Universal mental health care needed post COVID-19

The Nova Scotia Health Authority didn’t have a plan to provide Nova Scotians with mental health services in 2017 and little has changed since then, says PC MLA Tim Halman.

The Public Accounts Committee will dive into the Mental Health Services chapter of the November 2017 report of the Auditor General today. Halman says this already damning report hasn’t aged well.

“People were struggling with mental health back then. With COVID-19 running rampant, our mental health concerns are now at an all-time high,” says Halman. “The Liberal government has put money towards the problem year after year, so why is it we’re worse off?"

The PCs put forward their plan for a universal mental health care system in Nova Scotia last fall.

With wait times for non-urgent care ranging from nine days in Colchester County to a whopping 238-day wait at Cape Breton clinics, PC Leader Tim Houston says now is the time to take Nova Scotia in a new direction with mental health and addictions.

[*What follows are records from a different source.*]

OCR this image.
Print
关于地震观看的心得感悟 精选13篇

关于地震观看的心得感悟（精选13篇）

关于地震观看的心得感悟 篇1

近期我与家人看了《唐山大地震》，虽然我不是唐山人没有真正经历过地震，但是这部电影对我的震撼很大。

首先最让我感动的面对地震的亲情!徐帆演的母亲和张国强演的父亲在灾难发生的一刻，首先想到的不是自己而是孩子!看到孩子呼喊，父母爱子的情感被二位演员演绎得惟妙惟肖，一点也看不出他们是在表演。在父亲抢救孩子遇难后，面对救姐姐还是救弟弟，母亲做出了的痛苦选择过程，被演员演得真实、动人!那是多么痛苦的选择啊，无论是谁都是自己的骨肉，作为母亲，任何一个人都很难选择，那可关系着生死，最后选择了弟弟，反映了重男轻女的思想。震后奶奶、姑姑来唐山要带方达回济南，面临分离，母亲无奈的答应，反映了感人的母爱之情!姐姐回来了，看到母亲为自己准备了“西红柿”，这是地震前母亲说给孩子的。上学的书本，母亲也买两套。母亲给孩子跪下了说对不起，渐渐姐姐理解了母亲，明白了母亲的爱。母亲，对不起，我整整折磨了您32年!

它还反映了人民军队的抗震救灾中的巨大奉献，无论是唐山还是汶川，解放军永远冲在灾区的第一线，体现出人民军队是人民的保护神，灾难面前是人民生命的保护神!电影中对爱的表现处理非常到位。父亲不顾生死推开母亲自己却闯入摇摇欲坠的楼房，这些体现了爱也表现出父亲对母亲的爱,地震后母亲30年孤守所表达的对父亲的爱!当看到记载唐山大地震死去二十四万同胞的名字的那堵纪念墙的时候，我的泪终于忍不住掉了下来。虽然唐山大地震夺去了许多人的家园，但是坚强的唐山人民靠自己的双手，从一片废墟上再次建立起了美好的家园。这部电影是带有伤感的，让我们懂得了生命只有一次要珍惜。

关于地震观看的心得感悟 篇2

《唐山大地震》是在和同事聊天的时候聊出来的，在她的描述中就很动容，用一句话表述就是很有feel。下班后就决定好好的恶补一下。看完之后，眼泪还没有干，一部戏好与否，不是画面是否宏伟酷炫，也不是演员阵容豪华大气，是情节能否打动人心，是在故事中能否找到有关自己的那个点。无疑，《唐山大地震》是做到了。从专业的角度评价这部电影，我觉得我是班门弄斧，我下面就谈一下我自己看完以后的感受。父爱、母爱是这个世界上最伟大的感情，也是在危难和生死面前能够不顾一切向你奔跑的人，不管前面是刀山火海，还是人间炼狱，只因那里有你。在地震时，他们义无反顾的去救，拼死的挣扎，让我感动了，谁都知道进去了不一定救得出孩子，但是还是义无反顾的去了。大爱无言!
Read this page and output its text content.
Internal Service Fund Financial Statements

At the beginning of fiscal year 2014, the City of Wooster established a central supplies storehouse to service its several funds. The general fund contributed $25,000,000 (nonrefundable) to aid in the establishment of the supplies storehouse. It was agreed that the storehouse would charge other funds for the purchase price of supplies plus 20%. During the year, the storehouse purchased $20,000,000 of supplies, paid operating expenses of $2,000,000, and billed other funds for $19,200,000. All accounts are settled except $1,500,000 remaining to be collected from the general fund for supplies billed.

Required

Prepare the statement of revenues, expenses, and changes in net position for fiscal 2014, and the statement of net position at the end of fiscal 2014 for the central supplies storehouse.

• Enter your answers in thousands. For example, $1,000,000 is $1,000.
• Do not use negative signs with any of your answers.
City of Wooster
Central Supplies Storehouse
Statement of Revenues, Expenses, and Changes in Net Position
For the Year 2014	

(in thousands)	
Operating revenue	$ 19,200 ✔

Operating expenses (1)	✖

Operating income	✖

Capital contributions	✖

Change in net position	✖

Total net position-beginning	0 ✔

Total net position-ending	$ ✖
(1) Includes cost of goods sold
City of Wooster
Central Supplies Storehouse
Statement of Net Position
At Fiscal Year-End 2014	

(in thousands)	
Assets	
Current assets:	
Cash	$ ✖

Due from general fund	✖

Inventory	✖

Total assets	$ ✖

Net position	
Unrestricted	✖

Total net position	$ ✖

“It shouldn’t matter if you live in the middle of Halifax or Meat Cove, universal mental health care is a right, not a privilege,” says Houston. “It’s clear after years of failed efforts to improve physical and mental health in the province that we need immediate change. That’s why I am committing to creating the most progressive mental health system in Canada."

Along with a separate department dedicated to mental health and addictions, the PCs have committed to making mental health care universal for all Nova Scotians, establishing recruitment tools to attract mental health professionals to the province, and implementing a dedicated 24-7 mental health intake phone line.

“This isn’t politics, it’s personal,” says Houston. “Too often, people in this province have to do without because they can’t afford to. I won’t allow that.”